Blog by Traci Hiltonberry, Denver South Director of Innovation
The Women in Business of South Metro Denver Chamber & Economic Development Groups hosted their third annual joint meeting on June 7 at the Koelbel Library. The event featured a lively discussion about economic development in Denver South and public-private collaboration. Panelists included: Mayor Cathy Noon, City of Centennial; Mayor Jackie Millet, City of Lone Tree; and Luella Chavez D’Angelo, University of Colorado South Denver, Chancellor.
The discussion focused heavily on collaboration, with all panelists recognizing Denver the South Economic Development Partnership as, “a primer organization for facilitating cross-jurisdictional collaboration and public-private partnerships.” D’Angelo shared her plans to bring education in Denver South “out of the box” and a desire for the University of Colorado South Denver to become a lifelong education partner for learners of all ages. Mayor Millet was excited to discuss Lone Tree’s plans for the Link 2.0, an on-demand service that will provide last mile connections and subsidized shuttle service to the entire city. Mayor Noon discussed the importance of Centennial’s fiber initiative, stating that Centennial is the “most connected city in the United States.”
Mayor Millet and D’Angelo also discussed the importance of the recent annexation of the University of Colorado South Denver into the City of Lone Tree, which will provide access to the Lone Tree Police Department, a partnership for enhanced mobility connections, and an overall better awareness of the campus’ location. D’Angelo confirmed that the annexation does not change university’s commitment and connection to the entire South Metro Denver region as a community. The university will continue to be a higher education partner dedicated to building market-responsive programs for the population in this growing region.
And when there was time for only one question at the end, it came as no surprise it was, “What are you doing regarding smart cities?” All panelists confirmed there is a great deal of buzz surrounding smart cities in Denver South and that they are working to lead the way for technology deployment to better solve community challenges and create an enhanced live, work, play environment.

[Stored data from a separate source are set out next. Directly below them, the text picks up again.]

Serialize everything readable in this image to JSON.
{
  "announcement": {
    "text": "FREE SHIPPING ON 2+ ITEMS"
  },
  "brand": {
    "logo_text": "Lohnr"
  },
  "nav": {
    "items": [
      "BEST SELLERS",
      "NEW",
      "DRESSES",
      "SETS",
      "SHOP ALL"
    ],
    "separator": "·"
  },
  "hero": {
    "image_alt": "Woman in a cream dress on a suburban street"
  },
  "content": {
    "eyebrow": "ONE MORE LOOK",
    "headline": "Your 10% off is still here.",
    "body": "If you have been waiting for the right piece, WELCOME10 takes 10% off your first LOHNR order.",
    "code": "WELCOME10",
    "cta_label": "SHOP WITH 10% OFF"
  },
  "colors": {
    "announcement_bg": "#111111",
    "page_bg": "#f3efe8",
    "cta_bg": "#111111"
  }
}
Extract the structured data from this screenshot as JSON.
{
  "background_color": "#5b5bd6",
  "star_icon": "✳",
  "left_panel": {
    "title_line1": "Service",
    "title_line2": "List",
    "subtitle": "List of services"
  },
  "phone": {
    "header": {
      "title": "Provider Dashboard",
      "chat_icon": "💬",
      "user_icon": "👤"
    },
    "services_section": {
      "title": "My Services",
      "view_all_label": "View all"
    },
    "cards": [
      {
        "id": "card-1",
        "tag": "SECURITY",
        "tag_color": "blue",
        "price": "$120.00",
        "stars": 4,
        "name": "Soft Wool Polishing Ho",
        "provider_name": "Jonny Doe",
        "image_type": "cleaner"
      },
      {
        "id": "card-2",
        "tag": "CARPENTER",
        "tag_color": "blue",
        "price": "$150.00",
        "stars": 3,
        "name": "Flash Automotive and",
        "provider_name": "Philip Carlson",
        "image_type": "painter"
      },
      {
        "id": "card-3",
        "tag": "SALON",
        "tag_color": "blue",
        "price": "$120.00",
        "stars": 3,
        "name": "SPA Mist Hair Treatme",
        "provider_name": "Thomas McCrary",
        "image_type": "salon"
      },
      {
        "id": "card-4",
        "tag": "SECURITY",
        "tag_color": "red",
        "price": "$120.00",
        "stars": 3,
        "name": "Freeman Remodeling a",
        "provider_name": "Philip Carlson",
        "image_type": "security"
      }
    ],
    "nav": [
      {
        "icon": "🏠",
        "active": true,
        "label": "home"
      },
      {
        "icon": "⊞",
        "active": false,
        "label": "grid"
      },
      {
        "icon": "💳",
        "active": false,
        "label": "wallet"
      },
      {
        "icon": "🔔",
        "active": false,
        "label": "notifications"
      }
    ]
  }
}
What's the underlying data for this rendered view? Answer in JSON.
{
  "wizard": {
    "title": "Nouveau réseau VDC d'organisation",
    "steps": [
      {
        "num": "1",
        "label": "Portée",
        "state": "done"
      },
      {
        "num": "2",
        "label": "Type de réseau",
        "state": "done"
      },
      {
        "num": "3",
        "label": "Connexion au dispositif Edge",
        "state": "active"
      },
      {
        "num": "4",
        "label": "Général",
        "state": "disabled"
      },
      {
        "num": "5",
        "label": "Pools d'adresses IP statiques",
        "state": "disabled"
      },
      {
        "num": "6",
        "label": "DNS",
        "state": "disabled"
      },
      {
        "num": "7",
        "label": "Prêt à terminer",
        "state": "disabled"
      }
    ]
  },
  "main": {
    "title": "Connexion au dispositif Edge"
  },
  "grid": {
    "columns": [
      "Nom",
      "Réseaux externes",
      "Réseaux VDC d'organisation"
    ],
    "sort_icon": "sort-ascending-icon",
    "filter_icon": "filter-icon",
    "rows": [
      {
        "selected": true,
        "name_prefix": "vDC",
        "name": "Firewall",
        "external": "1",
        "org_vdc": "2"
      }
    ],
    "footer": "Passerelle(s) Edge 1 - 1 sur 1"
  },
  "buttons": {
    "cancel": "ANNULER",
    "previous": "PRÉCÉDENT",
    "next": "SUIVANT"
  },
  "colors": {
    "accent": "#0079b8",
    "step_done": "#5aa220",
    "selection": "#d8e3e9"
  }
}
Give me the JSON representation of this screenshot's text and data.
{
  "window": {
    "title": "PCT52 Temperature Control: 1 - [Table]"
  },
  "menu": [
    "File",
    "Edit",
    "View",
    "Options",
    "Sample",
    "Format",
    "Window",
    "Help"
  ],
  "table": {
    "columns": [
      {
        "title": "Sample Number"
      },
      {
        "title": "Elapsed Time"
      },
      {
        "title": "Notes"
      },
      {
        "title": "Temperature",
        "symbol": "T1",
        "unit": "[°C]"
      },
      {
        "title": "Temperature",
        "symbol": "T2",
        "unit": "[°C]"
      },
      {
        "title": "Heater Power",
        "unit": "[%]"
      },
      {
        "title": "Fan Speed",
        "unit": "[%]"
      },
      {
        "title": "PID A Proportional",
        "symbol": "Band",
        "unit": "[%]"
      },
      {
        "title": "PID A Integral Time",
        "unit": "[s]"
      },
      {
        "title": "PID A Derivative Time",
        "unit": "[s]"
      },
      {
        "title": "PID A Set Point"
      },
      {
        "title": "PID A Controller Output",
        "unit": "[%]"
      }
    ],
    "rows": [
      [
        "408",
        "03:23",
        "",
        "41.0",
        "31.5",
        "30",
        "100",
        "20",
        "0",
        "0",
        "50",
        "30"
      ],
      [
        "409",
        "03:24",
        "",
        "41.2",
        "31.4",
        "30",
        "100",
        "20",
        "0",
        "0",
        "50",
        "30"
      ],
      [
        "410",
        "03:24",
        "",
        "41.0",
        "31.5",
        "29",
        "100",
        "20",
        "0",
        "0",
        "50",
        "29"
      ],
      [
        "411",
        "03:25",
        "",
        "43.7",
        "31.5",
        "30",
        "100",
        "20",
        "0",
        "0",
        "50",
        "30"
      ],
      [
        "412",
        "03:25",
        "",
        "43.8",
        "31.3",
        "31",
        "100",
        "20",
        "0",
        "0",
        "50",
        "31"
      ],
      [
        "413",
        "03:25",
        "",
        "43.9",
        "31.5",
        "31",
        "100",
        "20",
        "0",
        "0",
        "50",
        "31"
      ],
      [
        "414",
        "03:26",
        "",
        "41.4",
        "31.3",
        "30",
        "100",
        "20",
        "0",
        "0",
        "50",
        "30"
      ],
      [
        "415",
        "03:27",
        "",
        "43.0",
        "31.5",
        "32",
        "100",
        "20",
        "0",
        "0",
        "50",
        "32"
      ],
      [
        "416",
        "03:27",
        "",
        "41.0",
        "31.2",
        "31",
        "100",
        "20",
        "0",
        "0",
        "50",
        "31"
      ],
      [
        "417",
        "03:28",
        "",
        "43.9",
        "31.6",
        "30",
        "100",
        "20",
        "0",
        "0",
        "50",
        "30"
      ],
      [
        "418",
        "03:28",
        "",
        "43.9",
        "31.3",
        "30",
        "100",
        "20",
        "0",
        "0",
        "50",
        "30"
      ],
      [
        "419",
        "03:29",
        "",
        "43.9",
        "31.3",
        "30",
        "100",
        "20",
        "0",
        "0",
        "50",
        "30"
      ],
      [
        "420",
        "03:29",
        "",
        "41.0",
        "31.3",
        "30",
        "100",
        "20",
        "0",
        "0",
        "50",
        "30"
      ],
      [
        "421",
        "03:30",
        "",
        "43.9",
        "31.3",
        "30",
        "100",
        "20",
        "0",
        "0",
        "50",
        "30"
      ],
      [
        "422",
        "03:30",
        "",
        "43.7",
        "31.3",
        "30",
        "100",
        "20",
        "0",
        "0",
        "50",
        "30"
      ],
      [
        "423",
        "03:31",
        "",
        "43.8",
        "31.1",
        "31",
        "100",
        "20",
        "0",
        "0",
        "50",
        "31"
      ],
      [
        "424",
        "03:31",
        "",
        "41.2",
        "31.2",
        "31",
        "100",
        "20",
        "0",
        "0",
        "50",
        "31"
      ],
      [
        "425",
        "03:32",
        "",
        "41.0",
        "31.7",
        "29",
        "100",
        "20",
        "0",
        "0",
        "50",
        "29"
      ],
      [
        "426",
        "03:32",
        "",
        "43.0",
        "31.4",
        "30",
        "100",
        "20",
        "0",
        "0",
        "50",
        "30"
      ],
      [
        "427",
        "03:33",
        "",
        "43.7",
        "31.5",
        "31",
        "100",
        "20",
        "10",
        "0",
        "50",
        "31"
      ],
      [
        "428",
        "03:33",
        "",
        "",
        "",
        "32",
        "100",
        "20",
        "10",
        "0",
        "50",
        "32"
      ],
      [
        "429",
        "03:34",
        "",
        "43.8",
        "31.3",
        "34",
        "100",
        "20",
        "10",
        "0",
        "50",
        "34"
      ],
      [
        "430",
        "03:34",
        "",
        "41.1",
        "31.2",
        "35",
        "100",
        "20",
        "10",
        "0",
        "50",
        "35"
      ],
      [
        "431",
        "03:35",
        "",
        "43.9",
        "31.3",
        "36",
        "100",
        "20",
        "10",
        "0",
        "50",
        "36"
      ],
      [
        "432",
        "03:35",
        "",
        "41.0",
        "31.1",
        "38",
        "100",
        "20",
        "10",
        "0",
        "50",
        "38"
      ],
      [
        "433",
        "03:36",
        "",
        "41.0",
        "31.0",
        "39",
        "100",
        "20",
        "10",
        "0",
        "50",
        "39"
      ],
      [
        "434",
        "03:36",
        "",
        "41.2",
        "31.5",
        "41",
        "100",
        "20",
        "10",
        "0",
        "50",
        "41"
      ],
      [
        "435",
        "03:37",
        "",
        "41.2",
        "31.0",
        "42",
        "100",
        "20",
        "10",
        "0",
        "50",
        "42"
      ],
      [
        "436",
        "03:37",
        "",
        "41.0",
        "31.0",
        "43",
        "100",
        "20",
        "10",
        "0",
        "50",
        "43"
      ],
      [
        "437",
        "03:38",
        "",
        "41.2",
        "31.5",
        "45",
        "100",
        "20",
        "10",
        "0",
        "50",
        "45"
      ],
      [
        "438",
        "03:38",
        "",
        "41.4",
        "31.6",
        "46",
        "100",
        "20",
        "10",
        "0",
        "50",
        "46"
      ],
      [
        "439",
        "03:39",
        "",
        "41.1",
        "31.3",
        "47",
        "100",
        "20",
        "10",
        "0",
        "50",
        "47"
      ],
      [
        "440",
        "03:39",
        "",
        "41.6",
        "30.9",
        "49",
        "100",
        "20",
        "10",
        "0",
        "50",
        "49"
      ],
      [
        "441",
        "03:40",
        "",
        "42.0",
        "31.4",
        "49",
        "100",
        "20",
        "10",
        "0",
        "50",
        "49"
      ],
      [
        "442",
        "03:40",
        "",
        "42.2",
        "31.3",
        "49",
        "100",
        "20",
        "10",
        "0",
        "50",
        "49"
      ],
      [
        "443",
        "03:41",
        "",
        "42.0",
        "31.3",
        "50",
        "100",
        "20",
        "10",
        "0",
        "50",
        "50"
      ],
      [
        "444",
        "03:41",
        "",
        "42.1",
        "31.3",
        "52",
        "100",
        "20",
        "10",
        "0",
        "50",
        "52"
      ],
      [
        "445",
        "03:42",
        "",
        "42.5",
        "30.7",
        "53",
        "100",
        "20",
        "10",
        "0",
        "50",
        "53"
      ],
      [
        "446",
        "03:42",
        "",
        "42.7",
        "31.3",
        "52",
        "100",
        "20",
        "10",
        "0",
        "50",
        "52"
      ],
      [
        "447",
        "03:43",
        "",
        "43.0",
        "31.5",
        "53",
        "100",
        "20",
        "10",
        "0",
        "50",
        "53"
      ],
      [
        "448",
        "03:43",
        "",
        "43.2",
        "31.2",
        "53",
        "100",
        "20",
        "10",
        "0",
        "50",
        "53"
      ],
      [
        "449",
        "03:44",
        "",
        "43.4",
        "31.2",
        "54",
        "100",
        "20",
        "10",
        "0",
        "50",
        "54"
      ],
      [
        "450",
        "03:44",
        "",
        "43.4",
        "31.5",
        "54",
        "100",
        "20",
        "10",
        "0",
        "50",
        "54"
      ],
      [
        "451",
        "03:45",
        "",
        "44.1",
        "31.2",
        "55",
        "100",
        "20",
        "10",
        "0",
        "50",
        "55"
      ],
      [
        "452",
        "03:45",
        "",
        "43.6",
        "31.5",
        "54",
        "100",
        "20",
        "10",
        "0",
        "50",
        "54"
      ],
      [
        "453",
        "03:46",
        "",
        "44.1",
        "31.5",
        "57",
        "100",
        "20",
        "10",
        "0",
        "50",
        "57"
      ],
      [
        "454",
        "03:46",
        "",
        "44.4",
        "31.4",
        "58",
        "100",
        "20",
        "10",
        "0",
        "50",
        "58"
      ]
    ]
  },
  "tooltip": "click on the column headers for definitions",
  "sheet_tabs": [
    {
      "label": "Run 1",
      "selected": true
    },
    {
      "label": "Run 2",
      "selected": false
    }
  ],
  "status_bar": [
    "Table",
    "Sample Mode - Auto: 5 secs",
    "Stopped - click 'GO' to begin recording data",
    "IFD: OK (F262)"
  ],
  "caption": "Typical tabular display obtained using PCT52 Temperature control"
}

Both mayors noted transportation and traffic congestion are leading concerns for their citizens and that the cities are working diligently with the Denver South Economic Development Partnership Innovation Team to explore creative ways to address mobility concerns, such as a regional intelligent traffic signaling system and the Colorado Department of Transportation’s Smart 25 project, scheduled to launch in 2018. Other hot topics discussed were smart parking, LED lighting upgrades, and public safety issues. D’Angelo also noted that the University of Colorado South Denver is eager to be the academic partner in exploring smart city technologies and piloting innovative solutions for proof of concept in Denver South.